Children learn best in an environment that has fair degree of social interaction, and in order for a child to function in this world, social skills need to be honed. In addition, there has to be play, creativity, imagination. Could Facebook be used for something like this? I'm going to skirt around the various concerns that there may be, and instead focus on the what-if.
Imagine an educational Facebook (Kinderbook? Edubook?). The interface would not be so different from what normal users of the service see at this time. However, the number of distractions are lower. Instead of games like Farmville or, gasp, Mafia Wars, the children would access games that teach skills; math, language, critical thinking, even programming. The site could be written in such a way that the child can modify it to suit their needs and interests, down to the font and colors, with a considerable amount of drag and drop of the various widgets.

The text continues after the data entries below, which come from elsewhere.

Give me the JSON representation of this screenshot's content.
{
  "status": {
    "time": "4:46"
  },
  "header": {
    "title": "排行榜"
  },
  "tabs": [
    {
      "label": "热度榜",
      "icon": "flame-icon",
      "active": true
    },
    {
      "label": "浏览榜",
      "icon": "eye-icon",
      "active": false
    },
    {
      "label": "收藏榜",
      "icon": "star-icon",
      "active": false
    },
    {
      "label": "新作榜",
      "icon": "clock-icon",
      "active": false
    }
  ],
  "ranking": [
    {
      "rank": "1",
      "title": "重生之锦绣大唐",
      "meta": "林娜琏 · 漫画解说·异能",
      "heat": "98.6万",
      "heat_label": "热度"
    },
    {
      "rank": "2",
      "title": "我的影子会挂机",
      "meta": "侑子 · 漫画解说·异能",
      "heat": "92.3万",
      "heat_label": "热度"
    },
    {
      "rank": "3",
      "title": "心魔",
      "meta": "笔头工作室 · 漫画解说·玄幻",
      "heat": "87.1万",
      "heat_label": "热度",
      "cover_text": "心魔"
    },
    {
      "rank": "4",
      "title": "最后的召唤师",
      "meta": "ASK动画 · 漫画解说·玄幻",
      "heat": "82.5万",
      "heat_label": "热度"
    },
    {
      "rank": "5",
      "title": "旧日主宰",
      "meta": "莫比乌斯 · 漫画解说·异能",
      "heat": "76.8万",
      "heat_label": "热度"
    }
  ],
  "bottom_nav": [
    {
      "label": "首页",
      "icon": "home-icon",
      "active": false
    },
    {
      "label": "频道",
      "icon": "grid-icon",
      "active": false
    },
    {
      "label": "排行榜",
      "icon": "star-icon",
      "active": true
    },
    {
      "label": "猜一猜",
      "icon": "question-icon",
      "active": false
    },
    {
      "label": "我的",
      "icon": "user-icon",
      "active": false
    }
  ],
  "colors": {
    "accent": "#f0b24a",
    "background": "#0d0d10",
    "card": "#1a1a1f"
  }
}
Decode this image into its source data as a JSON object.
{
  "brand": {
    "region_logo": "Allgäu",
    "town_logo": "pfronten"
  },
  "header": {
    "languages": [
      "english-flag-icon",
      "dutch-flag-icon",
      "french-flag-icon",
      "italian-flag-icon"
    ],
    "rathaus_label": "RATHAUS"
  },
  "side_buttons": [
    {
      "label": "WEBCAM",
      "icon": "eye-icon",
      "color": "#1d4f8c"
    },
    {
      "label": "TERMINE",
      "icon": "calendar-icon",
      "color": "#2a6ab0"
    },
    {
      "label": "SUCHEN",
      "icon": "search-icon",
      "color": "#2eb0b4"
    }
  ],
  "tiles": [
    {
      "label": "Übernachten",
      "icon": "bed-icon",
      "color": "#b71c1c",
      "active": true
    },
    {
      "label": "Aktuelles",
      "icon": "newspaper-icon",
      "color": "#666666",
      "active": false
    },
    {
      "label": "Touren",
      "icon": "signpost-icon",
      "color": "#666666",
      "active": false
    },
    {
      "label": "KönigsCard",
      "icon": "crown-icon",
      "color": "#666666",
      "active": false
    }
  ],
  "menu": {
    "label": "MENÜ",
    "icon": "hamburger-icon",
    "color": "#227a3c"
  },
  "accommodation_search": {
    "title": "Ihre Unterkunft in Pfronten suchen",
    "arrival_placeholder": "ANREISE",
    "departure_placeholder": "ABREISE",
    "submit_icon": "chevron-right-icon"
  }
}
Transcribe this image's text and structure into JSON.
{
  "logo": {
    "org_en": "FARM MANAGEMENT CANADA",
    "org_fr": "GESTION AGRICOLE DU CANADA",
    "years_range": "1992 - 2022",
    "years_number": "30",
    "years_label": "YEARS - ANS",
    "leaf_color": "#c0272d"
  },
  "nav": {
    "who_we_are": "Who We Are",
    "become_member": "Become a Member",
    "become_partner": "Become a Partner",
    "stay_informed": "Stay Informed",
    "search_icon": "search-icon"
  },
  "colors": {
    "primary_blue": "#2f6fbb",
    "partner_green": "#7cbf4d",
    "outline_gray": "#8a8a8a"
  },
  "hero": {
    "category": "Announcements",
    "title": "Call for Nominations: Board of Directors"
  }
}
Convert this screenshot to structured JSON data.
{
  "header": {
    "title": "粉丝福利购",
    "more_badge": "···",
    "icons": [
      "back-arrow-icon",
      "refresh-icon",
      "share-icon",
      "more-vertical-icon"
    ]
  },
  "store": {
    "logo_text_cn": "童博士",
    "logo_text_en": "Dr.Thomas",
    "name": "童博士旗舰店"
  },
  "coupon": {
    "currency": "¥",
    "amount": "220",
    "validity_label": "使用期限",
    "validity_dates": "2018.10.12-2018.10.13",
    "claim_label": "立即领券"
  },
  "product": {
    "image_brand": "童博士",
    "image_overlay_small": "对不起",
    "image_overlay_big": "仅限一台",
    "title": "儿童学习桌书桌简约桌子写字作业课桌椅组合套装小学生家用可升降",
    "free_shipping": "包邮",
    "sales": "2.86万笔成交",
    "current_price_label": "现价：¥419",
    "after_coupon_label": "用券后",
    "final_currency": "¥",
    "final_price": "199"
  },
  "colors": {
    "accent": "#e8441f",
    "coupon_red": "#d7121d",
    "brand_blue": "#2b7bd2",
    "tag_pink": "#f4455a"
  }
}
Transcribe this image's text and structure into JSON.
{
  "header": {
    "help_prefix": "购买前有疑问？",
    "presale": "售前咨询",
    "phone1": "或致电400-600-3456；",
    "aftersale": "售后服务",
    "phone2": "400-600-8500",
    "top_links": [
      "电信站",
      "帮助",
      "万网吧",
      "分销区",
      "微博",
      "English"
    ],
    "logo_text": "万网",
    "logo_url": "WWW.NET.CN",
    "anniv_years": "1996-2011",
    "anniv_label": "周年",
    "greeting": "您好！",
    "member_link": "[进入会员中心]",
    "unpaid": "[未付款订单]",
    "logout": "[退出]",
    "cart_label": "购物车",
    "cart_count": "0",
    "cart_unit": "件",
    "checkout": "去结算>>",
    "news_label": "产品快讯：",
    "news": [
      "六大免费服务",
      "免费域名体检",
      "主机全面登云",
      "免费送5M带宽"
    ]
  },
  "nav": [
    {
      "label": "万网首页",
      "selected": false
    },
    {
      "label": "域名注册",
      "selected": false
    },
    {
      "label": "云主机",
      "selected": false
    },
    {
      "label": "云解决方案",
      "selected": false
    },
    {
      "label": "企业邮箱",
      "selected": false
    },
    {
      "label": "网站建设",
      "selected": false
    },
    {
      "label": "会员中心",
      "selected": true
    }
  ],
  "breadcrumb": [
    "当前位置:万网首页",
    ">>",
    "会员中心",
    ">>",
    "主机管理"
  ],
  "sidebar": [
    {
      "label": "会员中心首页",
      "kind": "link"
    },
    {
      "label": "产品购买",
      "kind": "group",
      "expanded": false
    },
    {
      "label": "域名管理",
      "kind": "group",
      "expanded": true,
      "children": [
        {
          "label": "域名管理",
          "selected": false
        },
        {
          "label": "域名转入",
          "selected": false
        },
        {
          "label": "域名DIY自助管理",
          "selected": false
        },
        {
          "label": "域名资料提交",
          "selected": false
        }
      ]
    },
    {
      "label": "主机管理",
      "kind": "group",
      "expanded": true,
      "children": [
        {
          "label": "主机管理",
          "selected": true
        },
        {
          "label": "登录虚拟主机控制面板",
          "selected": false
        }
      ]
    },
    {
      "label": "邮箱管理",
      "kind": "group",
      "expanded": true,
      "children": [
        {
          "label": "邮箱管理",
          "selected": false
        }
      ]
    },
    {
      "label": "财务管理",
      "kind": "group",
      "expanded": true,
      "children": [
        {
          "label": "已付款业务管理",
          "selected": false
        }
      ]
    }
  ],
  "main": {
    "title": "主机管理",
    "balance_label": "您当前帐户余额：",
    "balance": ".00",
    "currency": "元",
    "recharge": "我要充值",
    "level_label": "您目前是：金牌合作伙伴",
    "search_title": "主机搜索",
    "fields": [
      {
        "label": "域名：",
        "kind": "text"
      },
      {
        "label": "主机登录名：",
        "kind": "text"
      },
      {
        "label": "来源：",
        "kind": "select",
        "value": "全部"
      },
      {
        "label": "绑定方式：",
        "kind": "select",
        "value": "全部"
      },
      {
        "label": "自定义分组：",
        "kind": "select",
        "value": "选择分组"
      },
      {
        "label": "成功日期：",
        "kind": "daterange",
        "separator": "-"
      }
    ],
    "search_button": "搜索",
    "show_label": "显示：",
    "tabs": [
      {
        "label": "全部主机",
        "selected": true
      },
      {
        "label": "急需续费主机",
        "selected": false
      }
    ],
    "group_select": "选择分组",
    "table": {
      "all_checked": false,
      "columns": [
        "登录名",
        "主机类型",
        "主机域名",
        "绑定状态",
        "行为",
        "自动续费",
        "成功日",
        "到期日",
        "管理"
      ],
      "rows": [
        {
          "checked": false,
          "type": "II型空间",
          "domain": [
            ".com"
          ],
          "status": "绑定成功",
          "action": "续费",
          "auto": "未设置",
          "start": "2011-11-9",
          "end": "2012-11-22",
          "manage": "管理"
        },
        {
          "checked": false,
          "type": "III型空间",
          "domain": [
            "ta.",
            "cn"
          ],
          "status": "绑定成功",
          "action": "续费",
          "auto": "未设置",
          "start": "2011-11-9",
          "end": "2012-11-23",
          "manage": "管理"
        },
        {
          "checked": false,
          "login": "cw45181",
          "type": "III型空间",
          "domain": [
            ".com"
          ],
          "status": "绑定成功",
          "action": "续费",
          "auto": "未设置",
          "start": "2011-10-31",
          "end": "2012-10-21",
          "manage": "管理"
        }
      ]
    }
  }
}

As the child grows and matures, other areas of the site would open up to them, and they can explore anew. Exploring equals learning. Their user ID would contain traits and profile information that could dictate where the child can go, what they can do. This user ID would have parental controls, naturally.
There is potential here.
Edward R. Murrow famously said (during an editorial about television) that "this instrument can teach, it can illuminate; yes, and it can even inspire." The same is true of the Internet, of course, and especially Facebook.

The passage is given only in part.